A party is liable under the CDAFA only if it accesses computer data without permission. (Pen. Code, § 502, subd. (c)(2).) Although the CDAFA does not define the term “without permission,” courts have interpreted the term to require the defendant to act “in a manner that overcomes technical or code-based barriers.” (Nora Gutierrez v. Converse Inc. (C.D. Cal., Oct. 27, 2023, No. 223CV06547RGKMAR) 2023 WL 8939221, at *4 [citing In re iPhone Application Litig. (N.D. Cal., Sept. 20, 2011, No. 11-MD-02250-LHK) 2011 WL 4403963, at *12 and New Show Studios LLC v. Needle (C.D. Cal., June 30, 2014, No. 2:14-CV-01250-CAS) 2014 WL 2988271, at *7].) Therefore, “the mere fact that a plaintiff does not consent to an action does not create liability under the CDAFA.” (Nora Gutierrez v. Converse Inc. (C.D. Cal., Oct. 27, 2023, No. 223CV06547RGKMAR) 2023 WL 8939221, at *4.)

 

For example, in In re Facebook Privacy Litigation, the district court dismissed a CDAFA cause of action against a website operator for “nonconsensual transmissions” of user data from the operator’s website to third parties because, based on the pleadings, “there were clearly no technical barriers blocking [d]efendant from accessing its own website.” (In re Facebook Privacy Litigation (N.D. Cal. 2011) 791 F.Supp.2d 705, 716.)

 

            Here, Plaintiff only alleges that “[P]laintiff was not informed that her conversations were being recorded and exploited for commercial surveillance purposes without her consent.” (Compl., ¶ 8.) The Complaint alleges that “Design Holdings fails to inform its website users that their communications are being monitored and stored using an ‘event listener.’” (Compl., ¶ 10.) As discussed above, these allegations are insufficient to demonstrate that Defendant’s alleged access of Plaintiff’s data lacked Plaintiff’s consent, as defined under the statute.

 

            Defendant also argues that Plaintiff failed to allege any damage. Under the CDAFA, the plaintiff must suffer a “cognizable loss.” (Pratt v. Higgins (N.D. Cal., July 17, 2023, No. 22-CV-04228-HSG) 2023 WL 4564551, at *9.) “In the context of a § 502 violation, ‘loss’ has been defined to encompass costs related to fixing a computer, lost revenue, or other consequential damages incurred due to an interruption of computer services.” (Ibid.)

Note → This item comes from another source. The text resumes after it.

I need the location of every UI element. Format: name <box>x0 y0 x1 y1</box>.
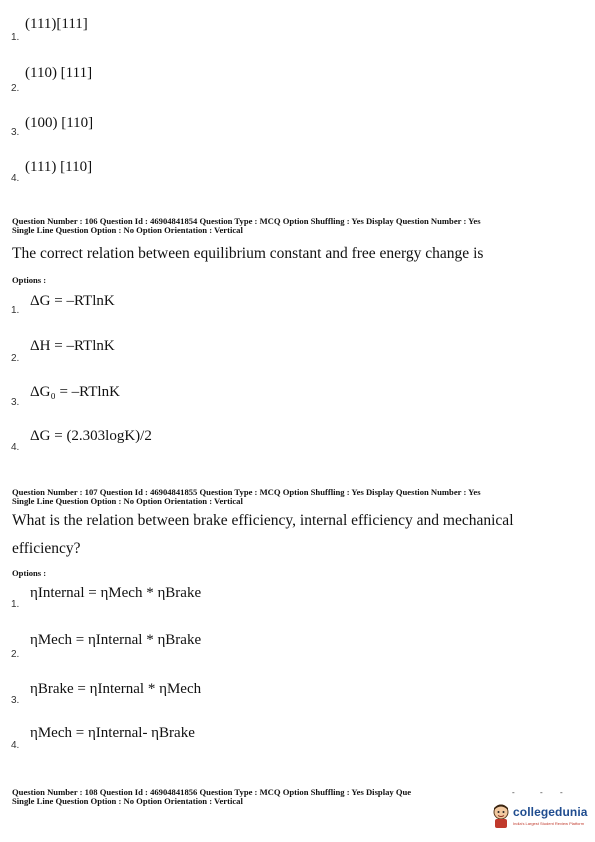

            The Opposition fails to point to any specific allegations in the Complaint demonstrating a cognizable loss suffered as result of the purported violation of the CDAFA. Thus, the demurrer to this cause of action is also sustained.

 

Conclusion

 

The demurrer is sustained as to the first and second causes of action. Plaintiff shall have leave to amend. The amended complaint shall be served and filed on or before February 5, 2024.



[1]           Admittedly, as argued by Plaintiff, this determination is generally a question of fact. (Yoon v. Lululemon USA, Inc. (C.D. Cal. 2021) 549 F.Supp.3d 1073, 1081.) Nonetheless, adequate facts must still be alleged to state a claim.